Common terminology in Health insurance
11/25/20243 min read
1. Cashless Claims: Insurers directly settle your medical bills with a network hospital, provided the treatment is within policy coverage. No upfront payment is required by the insured (except non-covered costs).
2. Pre-Existing Diseases (PED): Any medical condition or illness that the insured had before buying the policy. Coverage usually starts after a specified waiting period.
3. Waiting Period: The duration from the start of the policy during which specific illnesses or pre-existing conditions are not covered. Common waiting periods range from 30 days for general claims to 2-4 years for PEDs.
4. Sum Insured: The maximum amount payable by the insurer during the policy term. Expenses exceeding this limit must be borne by the insured.
5. No-Claim Bonus (NCB): A reward for not making claims during a policy year. It usually increases the sum insured without additional premiums or provides discounts on renewal premiums
6. Co-Payment: A percentage of the claim amount that the insured agrees to pay out of pocket. For example, if the co-pay is 10%, the insured pays ₹1,000 on a ₹10,000 claim
7. Room Rent Limit: Caps on room charges during hospitalization. Opting for a higher-priced room may result in proportional deductions on other claims.
8. Daycare Treatments: Medical procedures requiring less than 24 hours of hospitalization (e.g., chemotherapy, cataract surgery). Policies often list covered daycare procedures explicitly.
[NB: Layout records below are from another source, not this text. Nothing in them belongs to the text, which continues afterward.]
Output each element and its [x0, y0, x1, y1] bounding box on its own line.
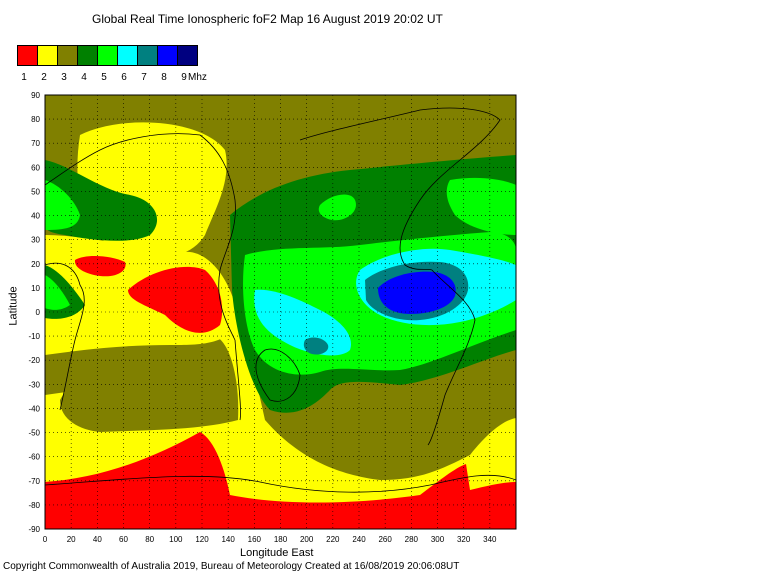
contour-level-6-pacific — [254, 289, 351, 356]
x-tick-label: 120 — [195, 535, 209, 544]
legend-label-5: 5 — [101, 72, 107, 83]
x-tick-label: 200 — [300, 535, 314, 544]
x-tick-label: 60 — [119, 535, 128, 544]
legend-unit: Mhz — [188, 72, 207, 83]
contour-level-3-indian-ocean — [60, 335, 239, 432]
contour-level-5-africa — [45, 275, 70, 310]
y-tick-label: 0 — [36, 308, 41, 317]
x-tick-label: 220 — [326, 535, 340, 544]
legend-label-4: 4 — [81, 72, 87, 83]
legend-label-9: 9 — [181, 72, 187, 83]
x-tick-label: 260 — [378, 535, 392, 544]
contour-level-1-antarctic — [45, 432, 516, 529]
x-tick-label: 40 — [93, 535, 102, 544]
y-tick-label: -80 — [28, 501, 40, 510]
contour-level-5-north-atlantic — [446, 177, 516, 235]
y-tick-label: -50 — [28, 429, 40, 438]
x-tick-label: 20 — [67, 535, 76, 544]
x-tick-label: 320 — [457, 535, 471, 544]
legend-label-7: 7 — [141, 72, 147, 83]
legend-label-3: 3 — [61, 72, 67, 83]
legend-swatch-1 — [18, 46, 37, 65]
y-tick-label: -30 — [28, 380, 40, 389]
legend-swatch-2 — [37, 46, 57, 65]
y-axis-label: Latitude — [7, 286, 20, 326]
map-title: Global Real Time Ionospheric foF2 Map 16… — [92, 12, 443, 26]
legend-swatch-9 — [177, 46, 197, 65]
coast-eurasia — [45, 133, 241, 421]
y-tick-labels: 90 80 70 60 50 40 30 20 10 0 -10 -20 -30 -40 -50 -60 -70… — [28, 91, 40, 534]
x-tick-label: 140 — [221, 535, 235, 544]
x-tick-label: 340 — [483, 535, 497, 544]
x-tick-label: 0 — [43, 535, 48, 544]
y-tick-label: 50 — [31, 187, 40, 196]
x-tick-label: 80 — [145, 535, 154, 544]
contour-level-1-southeast-asia — [128, 266, 223, 333]
y-tick-label: -70 — [28, 477, 40, 486]
legend-swatch-5 — [97, 46, 117, 65]
legend-label-8: 8 — [161, 72, 167, 83]
coast-antarctica — [45, 474, 516, 493]
legend-swatch-6 — [117, 46, 137, 65]
y-tick-label: 20 — [31, 260, 40, 269]
contour-level-1-arabia — [74, 256, 126, 277]
x-axis-label: Longitude East — [240, 547, 314, 559]
contour-level-5-north-pacific — [318, 194, 356, 221]
legend-swatch-7 — [137, 46, 157, 65]
legend-swatch-3 — [57, 46, 77, 65]
plot-frame — [44, 94, 517, 530]
y-tick-label: 70 — [31, 139, 40, 148]
contour-level-8-peak — [378, 271, 456, 314]
y-tick-label: -10 — [28, 332, 40, 341]
x-tick-label: 180 — [274, 535, 288, 544]
y-tick-label: -20 — [28, 356, 40, 365]
contour-level-5-europe — [45, 180, 80, 230]
y-tick-label: 60 — [31, 163, 40, 172]
legend-label-1: 1 — [21, 72, 27, 83]
y-tick-label: 80 — [31, 115, 40, 124]
coast-australia — [255, 348, 301, 402]
coast-africa — [45, 262, 85, 411]
color-legend — [17, 45, 198, 66]
copyright-footer: Copyright Commonwealth of Australia 2019… — [3, 561, 460, 572]
coast-north-america — [299, 107, 501, 271]
legend-swatch-8 — [157, 46, 177, 65]
x-tick-label: 280 — [405, 535, 419, 544]
x-tick-labels: 0 20 40 60 80 100 120 140 160 180 200 220 240 260 280 3… — [43, 535, 497, 544]
y-tick-label: -40 — [28, 404, 40, 413]
x-tick-label: 160 — [248, 535, 262, 544]
y-tick-label: 40 — [31, 212, 40, 221]
y-tick-label: 10 — [31, 284, 40, 293]
x-tick-label: 240 — [352, 535, 366, 544]
coast-south-america — [427, 269, 476, 446]
y-tick-label: 30 — [31, 236, 40, 245]
y-tick-label: 90 — [31, 91, 40, 100]
legend-label-2: 2 — [41, 72, 47, 83]
y-tick-label: -90 — [28, 525, 40, 534]
legend-label-6: 6 — [121, 72, 127, 83]
y-tick-label: -60 — [28, 453, 40, 462]
contour-level-7-pacific — [303, 337, 329, 355]
legend-swatch-4 — [77, 46, 97, 65]
coastline-layer — [45, 107, 516, 493]
x-tick-label: 100 — [169, 535, 183, 544]
x-tick-label: 300 — [431, 535, 445, 544]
9. Restoration Benefit: Automatically reinstates the sum insured if it is exhausted within a policy year, subject to conditions. Particularly useful for family floater plans
10. Domiciliary Hospitalization: Covers treatments at home if hospital admission isn’t possible due to medical advice or lack of hospital beds
11. AYUSH Treatment: Coverage for non-allopathic treatments such as Ayurveda, Yoga, Unani, Siddha, and Homeopathy, if included in the policy
12. Critical Illness Cover: Provides a lump sum payout upon diagnosis of serious illnesses like cancer, heart attack, or kidney failure. This cover is often an add-on or rider.
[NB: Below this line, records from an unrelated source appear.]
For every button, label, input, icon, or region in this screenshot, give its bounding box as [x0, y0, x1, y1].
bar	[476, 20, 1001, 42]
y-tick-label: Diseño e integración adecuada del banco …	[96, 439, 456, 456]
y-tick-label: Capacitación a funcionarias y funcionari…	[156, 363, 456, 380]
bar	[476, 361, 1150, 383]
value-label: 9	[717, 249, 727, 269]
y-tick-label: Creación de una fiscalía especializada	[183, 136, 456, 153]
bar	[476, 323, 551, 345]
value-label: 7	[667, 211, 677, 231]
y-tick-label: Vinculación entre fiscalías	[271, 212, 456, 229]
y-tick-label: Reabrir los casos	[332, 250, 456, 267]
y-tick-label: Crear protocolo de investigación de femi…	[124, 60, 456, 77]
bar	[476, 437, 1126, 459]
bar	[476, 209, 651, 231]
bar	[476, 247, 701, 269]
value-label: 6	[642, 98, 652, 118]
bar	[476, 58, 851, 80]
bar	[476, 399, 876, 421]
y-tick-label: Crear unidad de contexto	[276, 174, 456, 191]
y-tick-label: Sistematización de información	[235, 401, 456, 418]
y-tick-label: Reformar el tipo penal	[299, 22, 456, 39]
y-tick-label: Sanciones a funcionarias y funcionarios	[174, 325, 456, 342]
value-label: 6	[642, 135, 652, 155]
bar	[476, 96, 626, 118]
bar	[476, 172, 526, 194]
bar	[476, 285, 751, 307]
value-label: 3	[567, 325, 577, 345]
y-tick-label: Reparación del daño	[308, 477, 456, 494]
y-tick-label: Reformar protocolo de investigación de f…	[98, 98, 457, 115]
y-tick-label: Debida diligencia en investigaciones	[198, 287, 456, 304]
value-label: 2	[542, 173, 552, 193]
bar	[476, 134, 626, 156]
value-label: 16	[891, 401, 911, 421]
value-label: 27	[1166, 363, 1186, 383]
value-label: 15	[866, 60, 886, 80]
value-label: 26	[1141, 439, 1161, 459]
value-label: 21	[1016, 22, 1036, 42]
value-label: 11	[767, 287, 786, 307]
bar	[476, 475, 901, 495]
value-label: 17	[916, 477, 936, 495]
13. Family Floater Policy: A single plan covering all family members under one sum insured. Cost-effective compared to individual policies for each member.
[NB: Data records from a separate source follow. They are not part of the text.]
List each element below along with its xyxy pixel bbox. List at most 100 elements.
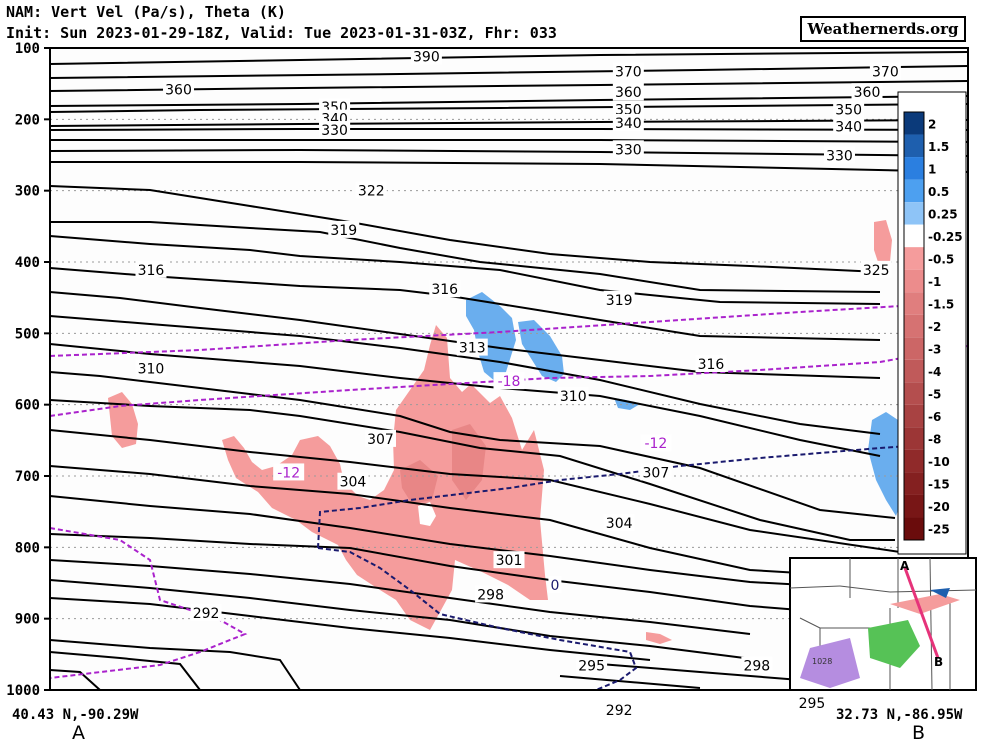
- theta-label-13: 330: [615, 142, 642, 158]
- theta-label-23: 310: [138, 361, 165, 377]
- inset-label-b: B: [934, 655, 943, 669]
- theta-label-8: 350: [835, 102, 862, 118]
- chart-subtitle: Init: Sun 2023-01-29-18Z, Valid: Tue 202…: [6, 24, 557, 42]
- legend-frame: [903, 111, 925, 541]
- theta-label-11: 340: [835, 119, 862, 135]
- theta-isentrope-8: [49, 148, 969, 157]
- theta-label-36: 292: [606, 703, 633, 719]
- theta-isentrope-27: [49, 651, 201, 691]
- theta-label-4: 360: [615, 85, 642, 101]
- theta-label-35-bg: [796, 693, 828, 711]
- theta-label-11-bg: [833, 117, 865, 135]
- legend-swatch-11: [904, 359, 924, 383]
- y-tick-label-400: 400: [15, 255, 40, 271]
- legend-swatch-3: [904, 179, 924, 203]
- theta-isentrope-7: [50, 139, 969, 143]
- theta-label-23-bg: [135, 359, 167, 377]
- y-tick-label-200: 200: [15, 112, 40, 128]
- theta-label-10: 340: [615, 116, 642, 132]
- inset-precip-green: [868, 620, 920, 668]
- isotherm-zero: [317, 441, 969, 549]
- temp-label-1: -12: [277, 465, 300, 481]
- theta-label-19: 319: [606, 293, 633, 309]
- legend-label-12: -5: [928, 388, 941, 402]
- legend-label-10: -3: [928, 343, 941, 357]
- theta-label-35: 295: [799, 696, 826, 712]
- legend-swatch-15: [904, 449, 924, 473]
- theta-isentrope-26: [49, 639, 301, 691]
- theta-label-24-bg: [557, 387, 589, 405]
- theta-isentrope-12: [49, 235, 881, 305]
- temp-label-2: -12: [644, 436, 667, 452]
- theta-label-19-bg: [603, 290, 635, 308]
- theta-label-5: 360: [854, 85, 881, 101]
- brand-logo[interactable]: Weathernerds.org: [800, 16, 966, 42]
- inset-border-5: [929, 557, 933, 691]
- theta-label-31: 298: [477, 587, 504, 603]
- theta-isentrope-19: [49, 429, 901, 553]
- theta-label-24: 310: [560, 389, 587, 405]
- temp-label-0: -18: [498, 374, 521, 390]
- legend-label-6: -0.5: [928, 252, 954, 266]
- inset-precip-red: [890, 594, 960, 614]
- theta-label-8-bg: [833, 100, 865, 118]
- theta-isentrope-10: [49, 185, 881, 273]
- theta-label-32: 298: [743, 659, 770, 675]
- legend-swatch-7: [904, 269, 924, 293]
- theta-label-4-bg: [612, 83, 644, 101]
- theta-label-20: 325: [863, 263, 890, 279]
- theta-label-5-bg: [851, 83, 883, 101]
- theta-label-22: 316: [698, 357, 725, 373]
- legend-swatch-1: [904, 134, 924, 158]
- theta-label-7-bg: [612, 100, 644, 118]
- theta-label-0-bg: [410, 47, 442, 65]
- y-tick-label-100: 100: [15, 41, 40, 57]
- legend-swatch-8: [904, 292, 924, 315]
- theta-label-17-bg: [135, 260, 167, 278]
- theta-isentrope-15: [49, 315, 881, 435]
- theta-label-27-bg: [337, 472, 369, 490]
- theta-label-28: 304: [606, 516, 633, 532]
- inset-transect-line: [903, 567, 940, 659]
- theta-isentrope-24: [49, 579, 761, 661]
- theta-label-21-bg: [456, 338, 488, 356]
- legend-label-1: 1.5: [928, 140, 949, 154]
- theta-isentrope-0: [49, 51, 969, 65]
- theta-label-18: 316: [431, 282, 458, 298]
- theta-label-33-bg: [190, 603, 222, 621]
- theta-isentrope-6: [49, 128, 969, 131]
- ascent-region-3: [868, 412, 904, 516]
- start-coordinate: 40.43 N,-90.29W: [12, 707, 139, 723]
- descent-region-3: [646, 632, 672, 644]
- y-tick-label-900: 900: [15, 612, 40, 628]
- point-a-label: A: [72, 722, 85, 744]
- legend-swatch-2: [904, 157, 924, 180]
- theta-label-3-bg: [163, 80, 195, 98]
- theta-label-21: 313: [459, 341, 486, 357]
- legend-label-5: -0.25: [928, 230, 963, 244]
- theta-isentrope-22: [49, 533, 851, 615]
- theta-isentrope-14: [49, 291, 881, 379]
- theta-label-26-bg: [640, 463, 672, 481]
- theta-label-1-bg: [612, 62, 644, 80]
- theta-label-20-bg: [860, 260, 892, 278]
- legend-label-8: -1.5: [928, 297, 954, 311]
- legend-label-3: 0.5: [928, 185, 949, 199]
- legend-swatch-5: [904, 224, 924, 248]
- isotherm-zero-lower: [317, 547, 638, 691]
- descent-core-1: [452, 424, 486, 500]
- theta-label-26: 307: [643, 465, 670, 481]
- gap-region: [418, 502, 436, 526]
- ascent-region-0: [466, 292, 516, 382]
- y-tick-label-1000: 1000: [6, 683, 40, 699]
- temp-label-1-bg: [273, 463, 305, 481]
- theta-label-2: 370: [872, 65, 899, 81]
- isotherm-minus18: [49, 301, 969, 357]
- y-tick-label-300: 300: [15, 184, 40, 200]
- inset-border-0: [789, 585, 841, 589]
- legend-swatch-18: [904, 517, 924, 540]
- y-tick-label-800: 800: [15, 540, 40, 556]
- theta-label-13-bg: [612, 140, 644, 158]
- descent-region-0: [222, 325, 548, 630]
14. Exclusions: Specific treatments, conditions, or situations not covered under the policy, such as cosmetic surgeries or self-inflicted injuries.
15. Claim Settlement Ratio (CSR): The percentage of claims settled by an insurer against the claims received. Higher ratios indicate reliability.
16. Portability: Allows you to switch your health insurance policy from one insurer to another without losing accumulated benefits like the waiting period for pre-existing diseases. It ensures continuity of coverage.
17. Free-Look Period: A timeframe (usually 15-30 days) during which you can cancel your policy after purchase if dissatisfied. Premiums are refunded, minus certain charges.
18. Top-Up and Super Top-Up Plans:
Top-Up Plan: Provides additional coverage beyond the sum insured but kicks in only when a single claim exceeds a specified deductible.
Super Top-Up Plan: Covers cumulative claims in a year once the deductible is crossed, making it more comprehensive than a regular top-up.
19. OPD (Outpatient Department) Cover: Covers medical expenses like doctor consultations, diagnostic tests, and pharmacy bills without requiring hospitalization.
20. Copay Clause: A mandatory sharing of treatment costs between the insurer and the insured, typically applied to senior citizen plans or treatments at non-network hospitals.
21. Network Hospitals: Hospitals partnered with the insurer to provide cashless claim facilities. Selecting a network hospital minimizes out-of-pocket expenses during hospitalization.
22. Policy Tenure: Refers to the validity period of the insurance policy, which can range from one year to multiple years. Multi-year policies often offer discounts on premiums.
23. Riders/Add-Ons: Additional coverages you can buy with your base policy, such as:
Maternity Rider: Covers maternity expenses and newborn care.
Accidental Death Benefit Rider: Provides an extra sum insured in case of accidental death.
Critical Illness Rider: Lump-sum payout on diagnosis of listed critical illnesses.
24. Grace Period: The extra time (typically 15-30 days) provided to pay your premium after the due date without policy lapse. Claims are usually not honored during this period.
25. Claim Ratio: Shows the percentage of claims approved versus total claims received by the insurer. A high claim ratio reflects efficient claims processing.
26. Incurred Claim Ratio (ICR): The percentage of premium collected by the insurer that is used for settling claims in a year. It indicates the insurer’s profitability and reliability.
27. Tax Benefits: Under Section 80D of the Income Tax Act, premiums paid for health insurance policies offer tax deductions:
Up to ₹25,000 for self, spouse, and children.
Additional ₹50,000 for senior citizen parents.
28. Hospitalization Cover: Covers costs for treatments requiring at least 24 hours of hospitalization, including room rent, ICU charges, and surgery fees.